Gordillo had opposed an education reform proposed by President Enrique Peña Nieto in 2013 and scuttled a deal to support his Institutional Revolutionary Party (PRI) the year before.

Her return also rudely reminded Mexicans of the rampant impunity in a country where corruption mostly goes unpunished and those pursued appear targeted for political reasons.

Gordillo often appears at public events toting Gucci bags worth more than a schoolteacher’s monthly salary. Upon her arrest, prosecutors produced a paper trail of Neiman Marcus receipts. Gordillo’s profligacy contrasted with Mexico’s underperforming education system, in which schoolhouses often lack roofs and running water and students perform poorly on international exams like PISA.

Imprisoning Gordillo was supposed to send a message that Mexico was changing as Peña Nieto promoted structural reforms in energy, the economy and education. But Peña Nieto became bogged down by corruption scandals and stained by incompetence. It was later revealed the government spent more on communications promoting the education reform than it did on teacher training in 2017.

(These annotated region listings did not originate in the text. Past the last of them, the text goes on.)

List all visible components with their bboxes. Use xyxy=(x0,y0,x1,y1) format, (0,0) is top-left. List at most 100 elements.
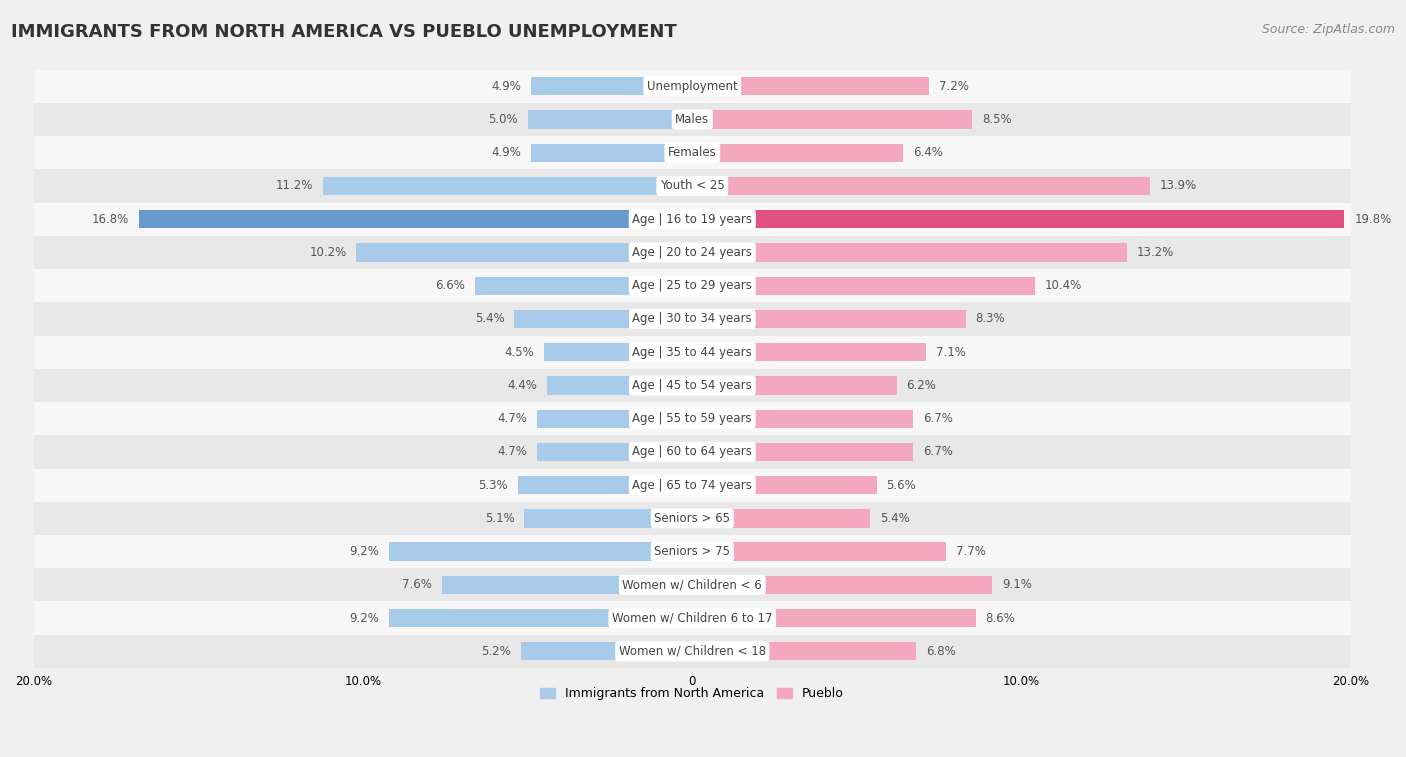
Text: 11.2%: 11.2% xyxy=(276,179,314,192)
Bar xyxy=(692,210,1344,229)
Text: Unemployment: Unemployment xyxy=(647,79,738,93)
Bar xyxy=(692,410,912,428)
Text: Age | 25 to 29 years: Age | 25 to 29 years xyxy=(633,279,752,292)
Bar xyxy=(692,576,993,594)
Bar xyxy=(34,170,1351,203)
Bar xyxy=(34,302,1351,335)
Text: 5.4%: 5.4% xyxy=(880,512,910,525)
Text: 10.2%: 10.2% xyxy=(309,246,346,259)
Text: 4.4%: 4.4% xyxy=(508,379,537,392)
Bar xyxy=(34,469,1351,502)
Text: 6.7%: 6.7% xyxy=(922,445,953,459)
Bar xyxy=(531,77,692,95)
Legend: Immigrants from North America, Pueblo: Immigrants from North America, Pueblo xyxy=(536,683,849,706)
Bar xyxy=(34,634,1351,668)
Bar xyxy=(692,144,903,162)
Text: 6.8%: 6.8% xyxy=(927,645,956,658)
Text: 6.2%: 6.2% xyxy=(907,379,936,392)
Bar xyxy=(34,70,1351,103)
Text: Age | 30 to 34 years: Age | 30 to 34 years xyxy=(633,313,752,326)
Bar xyxy=(34,103,1351,136)
Bar xyxy=(692,609,976,628)
Text: 5.0%: 5.0% xyxy=(488,113,517,126)
Bar xyxy=(517,476,692,494)
Bar xyxy=(34,602,1351,634)
Bar xyxy=(692,476,877,494)
Bar xyxy=(34,569,1351,602)
Text: 13.2%: 13.2% xyxy=(1137,246,1174,259)
Bar xyxy=(692,177,1150,195)
Text: 9.2%: 9.2% xyxy=(350,545,380,558)
Bar xyxy=(34,502,1351,535)
Text: 8.6%: 8.6% xyxy=(986,612,1015,625)
Bar xyxy=(34,136,1351,170)
Text: 10.4%: 10.4% xyxy=(1045,279,1083,292)
Text: Youth < 25: Youth < 25 xyxy=(659,179,724,192)
Text: Females: Females xyxy=(668,146,717,159)
Text: 7.2%: 7.2% xyxy=(939,79,969,93)
Text: Women w/ Children < 6: Women w/ Children < 6 xyxy=(623,578,762,591)
Text: 4.7%: 4.7% xyxy=(498,445,527,459)
Bar xyxy=(34,535,1351,569)
Text: 5.6%: 5.6% xyxy=(887,478,917,491)
Text: 8.5%: 8.5% xyxy=(983,113,1012,126)
Bar xyxy=(389,609,692,628)
Bar xyxy=(515,310,692,328)
Text: Age | 60 to 64 years: Age | 60 to 64 years xyxy=(633,445,752,459)
Text: 7.6%: 7.6% xyxy=(402,578,432,591)
Bar xyxy=(527,111,692,129)
Bar xyxy=(34,203,1351,236)
Text: 16.8%: 16.8% xyxy=(91,213,129,226)
Bar xyxy=(389,543,692,561)
Text: Age | 16 to 19 years: Age | 16 to 19 years xyxy=(633,213,752,226)
Text: 6.6%: 6.6% xyxy=(434,279,465,292)
Bar xyxy=(692,243,1128,262)
Text: 5.3%: 5.3% xyxy=(478,478,508,491)
Bar xyxy=(34,335,1351,369)
Text: Women w/ Children 6 to 17: Women w/ Children 6 to 17 xyxy=(612,612,772,625)
Bar xyxy=(547,376,692,394)
Text: 4.5%: 4.5% xyxy=(505,346,534,359)
Bar xyxy=(323,177,692,195)
Bar xyxy=(692,543,946,561)
Bar xyxy=(34,369,1351,402)
Bar xyxy=(34,435,1351,469)
Bar xyxy=(34,269,1351,302)
Text: 4.7%: 4.7% xyxy=(498,412,527,425)
Bar xyxy=(531,144,692,162)
Text: Age | 45 to 54 years: Age | 45 to 54 years xyxy=(633,379,752,392)
Text: Seniors > 65: Seniors > 65 xyxy=(654,512,730,525)
Text: 4.9%: 4.9% xyxy=(491,79,522,93)
Text: Males: Males xyxy=(675,113,710,126)
Text: Age | 65 to 74 years: Age | 65 to 74 years xyxy=(633,478,752,491)
Text: 19.8%: 19.8% xyxy=(1354,213,1392,226)
Bar xyxy=(475,276,692,294)
Bar xyxy=(522,642,692,660)
Text: 4.9%: 4.9% xyxy=(491,146,522,159)
Bar xyxy=(692,310,966,328)
Text: Women w/ Children < 18: Women w/ Children < 18 xyxy=(619,645,766,658)
Bar xyxy=(692,111,973,129)
Text: 6.7%: 6.7% xyxy=(922,412,953,425)
Bar xyxy=(692,343,927,361)
Text: 8.3%: 8.3% xyxy=(976,313,1005,326)
Bar xyxy=(537,410,692,428)
Text: 5.1%: 5.1% xyxy=(485,512,515,525)
Bar xyxy=(356,243,692,262)
Bar xyxy=(441,576,692,594)
Bar xyxy=(139,210,692,229)
Text: 6.4%: 6.4% xyxy=(912,146,943,159)
Text: 13.9%: 13.9% xyxy=(1160,179,1198,192)
Text: 9.1%: 9.1% xyxy=(1002,578,1032,591)
Text: 7.1%: 7.1% xyxy=(936,346,966,359)
Bar xyxy=(692,509,870,528)
Bar xyxy=(692,276,1035,294)
Bar xyxy=(537,443,692,461)
Text: Age | 35 to 44 years: Age | 35 to 44 years xyxy=(633,346,752,359)
Bar xyxy=(544,343,692,361)
Bar xyxy=(692,77,929,95)
Text: Age | 20 to 24 years: Age | 20 to 24 years xyxy=(633,246,752,259)
Text: Seniors > 75: Seniors > 75 xyxy=(654,545,730,558)
Bar xyxy=(692,443,912,461)
Text: Age | 55 to 59 years: Age | 55 to 59 years xyxy=(633,412,752,425)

Gordillo loyalists, meanwhile, have returned to doing what they do best: organizing. Loyalists have already started initiatives to return Gordillo to the leadership of the teachers’ union. And Gordillo has promised to fight the education reform. She’s even winning some sympathy.

“Last year she was demonized,” Moy said. “Now everyone is talking about her as a victim of the system, but she is the system. She embodies everything that is wrong with education in Mexico and yet she’s free and the education reform is going in the trash can.”

Gordillo is likely to start another political party, too. But it’s unlikely to carry the “alliance” name and logo.